花屋の仕事も金髪碧眼のお蔭で得られたようなものだが、好きなことなので苦ではなかった。
(家の花、枯れちゃったんだよね)
林檎の森で事件に巻き込まれてから自宅に帰れなかったので、育てていた花は枯れてしまっただろう。
落ち込むクロエにルイスは幾分か柔らかい声で言う。
「花屋で働くなんてキミらしいね」
「私らしい、ですか?」
「空や花を綺麗だと言っていられるお目出度いキミらしいと思う」
「だからどうして貴方はそうやって余計な一言を……」
目出度いだとか、奇特だとか、ルイスはたまに失礼だ。
落ち込みも吹き飛んで、一言くらい言い返さないと気が済まない気分になったクロエは、ルイスに丁度良い言葉を思い付く。
「そういえば、綺麗な花には棘があるとか言いますよね」
「そういえば、あの青薔薇は棘まみれだったな」
慣れない嫌味を言ったところ、すかさず皮肉を返されてクロエは息を詰まらせる。
ルイスはそんなクロエの様子など意に介した風でもなく、丁度良い温度に冷めた紅茶を飲む。

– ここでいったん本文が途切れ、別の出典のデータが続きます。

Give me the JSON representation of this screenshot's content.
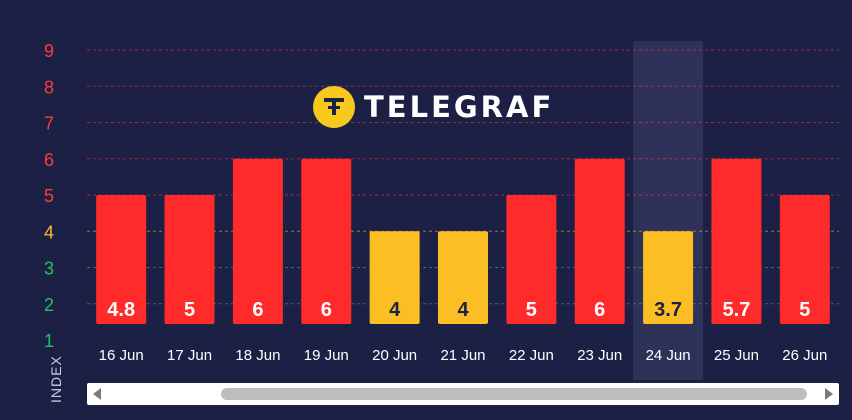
{
  "chart_data": {
    "type": "bar",
    "categories": [
      "16 Jun",
      "17 Jun",
      "18 Jun",
      "19 Jun",
      "20 Jun",
      "21 Jun",
      "22 Jun",
      "23 Jun",
      "24 Jun",
      "25 Jun",
      "26 Jun"
    ],
    "values": [
      4.8,
      5,
      6,
      6,
      4,
      4,
      5,
      6,
      3.7,
      5.7,
      5
    ],
    "bar_levels": [
      5,
      5,
      6,
      6,
      4,
      4,
      5,
      6,
      4,
      6,
      5
    ],
    "bar_colors": [
      "#ff2a2a",
      "#ff2a2a",
      "#ff2a2a",
      "#ff2a2a",
      "#fbbf24",
      "#fbbf24",
      "#ff2a2a",
      "#ff2a2a",
      "#fbbf24",
      "#ff2a2a",
      "#ff2a2a"
    ],
    "label_colors": [
      "#ffffff",
      "#ffffff",
      "#ffffff",
      "#ffffff",
      "#1d2045",
      "#1d2045",
      "#ffffff",
      "#ffffff",
      "#1d2045",
      "#ffffff",
      "#ffffff"
    ],
    "y_ticks": [
      "1",
      "2",
      "3",
      "4",
      "5",
      "6",
      "7",
      "8",
      "9"
    ],
    "y_tick_colors": [
      "#22c55e",
      "#22c55e",
      "#22c55e",
      "#fbbf24",
      "#ff3b3b",
      "#ff3b3b",
      "#ff3b3b",
      "#ff3b3b",
      "#ff3b3b"
    ],
    "ylim": [
      1,
      9
    ],
    "ylabel": "INDEX",
    "xlabel": "",
    "highlighted_category": "24 Jun",
    "grid": true
  },
  "logo": {
    "text": "TELEGRAF",
    "icon": "telegraf-logo-icon"
  },
  "scrollbar": {
    "left_icon": "arrow-left-icon",
    "right_icon": "arrow-right-icon"
  },
  "colors": {
    "background": "#1d2045",
    "highlight": "#2f3258"
  }
}
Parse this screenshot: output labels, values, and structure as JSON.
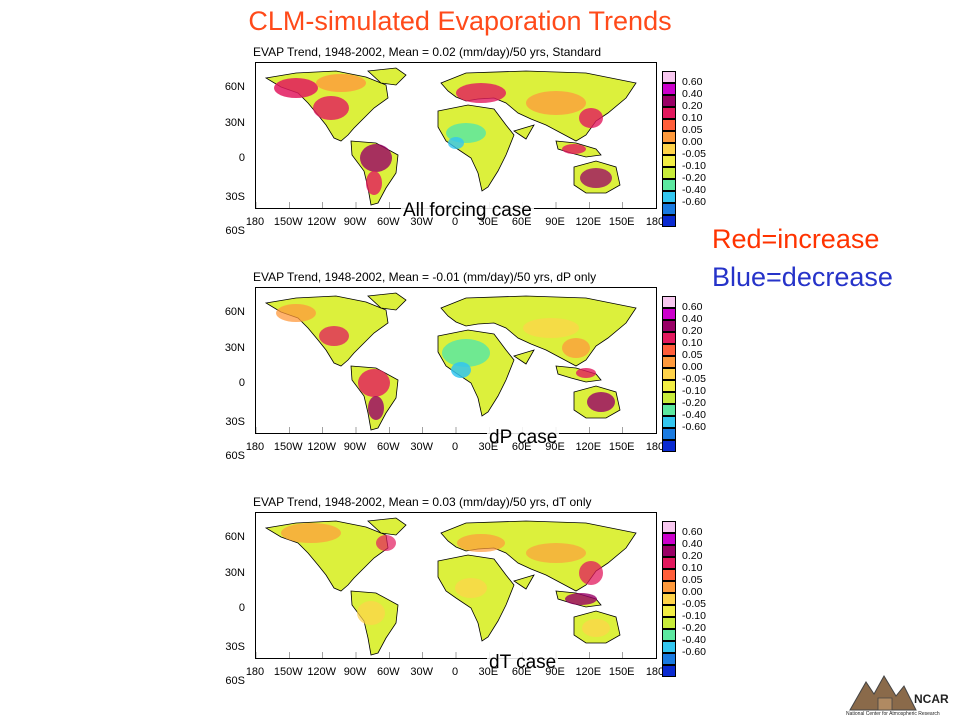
{
  "title": "CLM-simulated Evaporation Trends",
  "colors": {
    "title": "#ff4a1a",
    "increase": "#ff3300",
    "decrease": "#2633c9",
    "ocean": "#ffffff",
    "land_base": "#dcf03c"
  },
  "legend_notes": {
    "increase": "Red=increase",
    "decrease": "Blue=decrease"
  },
  "map_axes": {
    "y_labels": [
      "60N",
      "30N",
      "0",
      "30S",
      "60S"
    ],
    "x_labels": [
      "180",
      "150W",
      "120W",
      "90W",
      "60W",
      "30W",
      "0",
      "30E",
      "60E",
      "90E",
      "120E",
      "150E",
      "180"
    ]
  },
  "colorbar": [
    {
      "label": "",
      "color": "#f8c8f0"
    },
    {
      "label": "0.60",
      "color": "#cc00cc"
    },
    {
      "label": "0.40",
      "color": "#990066"
    },
    {
      "label": "0.20",
      "color": "#e2195e"
    },
    {
      "label": "0.10",
      "color": "#ff5e3a"
    },
    {
      "label": "0.05",
      "color": "#ff9a3c"
    },
    {
      "label": "0.00",
      "color": "#ffd34a"
    },
    {
      "label": "-0.05",
      "color": "#f2ee44"
    },
    {
      "label": "-0.10",
      "color": "#c8ec3a"
    },
    {
      "label": "-0.20",
      "color": "#5ce8a0"
    },
    {
      "label": "-0.40",
      "color": "#33c6f0"
    },
    {
      "label": "-0.60",
      "color": "#1a7ae0"
    },
    {
      "label": "",
      "color": "#0a2ad0"
    }
  ],
  "panels": [
    {
      "title": "EVAP Trend, 1948-2002, Mean =  0.02 (mm/day)/50 yrs, Standard",
      "case_label": "All forcing case",
      "mean_trend": 0.02
    },
    {
      "title": "EVAP Trend, 1948-2002, Mean = -0.01 (mm/day)/50 yrs, dP only",
      "case_label": "dP case",
      "mean_trend": -0.01
    },
    {
      "title": "EVAP Trend, 1948-2002, Mean =  0.03 (mm/day)/50 yrs, dT only",
      "case_label": "dT case",
      "mean_trend": 0.03
    }
  ],
  "logo": {
    "name": "NCAR",
    "subtitle": "National Center for Atmospheric Research"
  }
}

「あの、それは私が棘まみれだと遠回しに言っているんですか……?」
「……別に」
「間がありましたけど」
「気の所為だよ」
ルイスはあの青薔薇をクロエに似ていると言ったのだ。それをわざわざ棘まみれというということは、クロエが棘まみれだと暗に言っているようなものだ。
(まあ、良いか)
この程度の皮肉の応酬なら可愛いものだ。
必要以上に切り返すと互いに気分も悪くなって収集がつかなくなってくるが、基本的にはクロエもルイスも温厚なのだ。飽くまでも言葉遊びの範疇だ。
やっと共通の話題が見付けられたことがクロエは嬉しい。
自分の好きなことが他人と共有できるのは良いことだ。どれだけ改めようとしても感情を素直に出してしまうクロエは微笑んでいたが、やはりルイスは理解し難いという様子だった。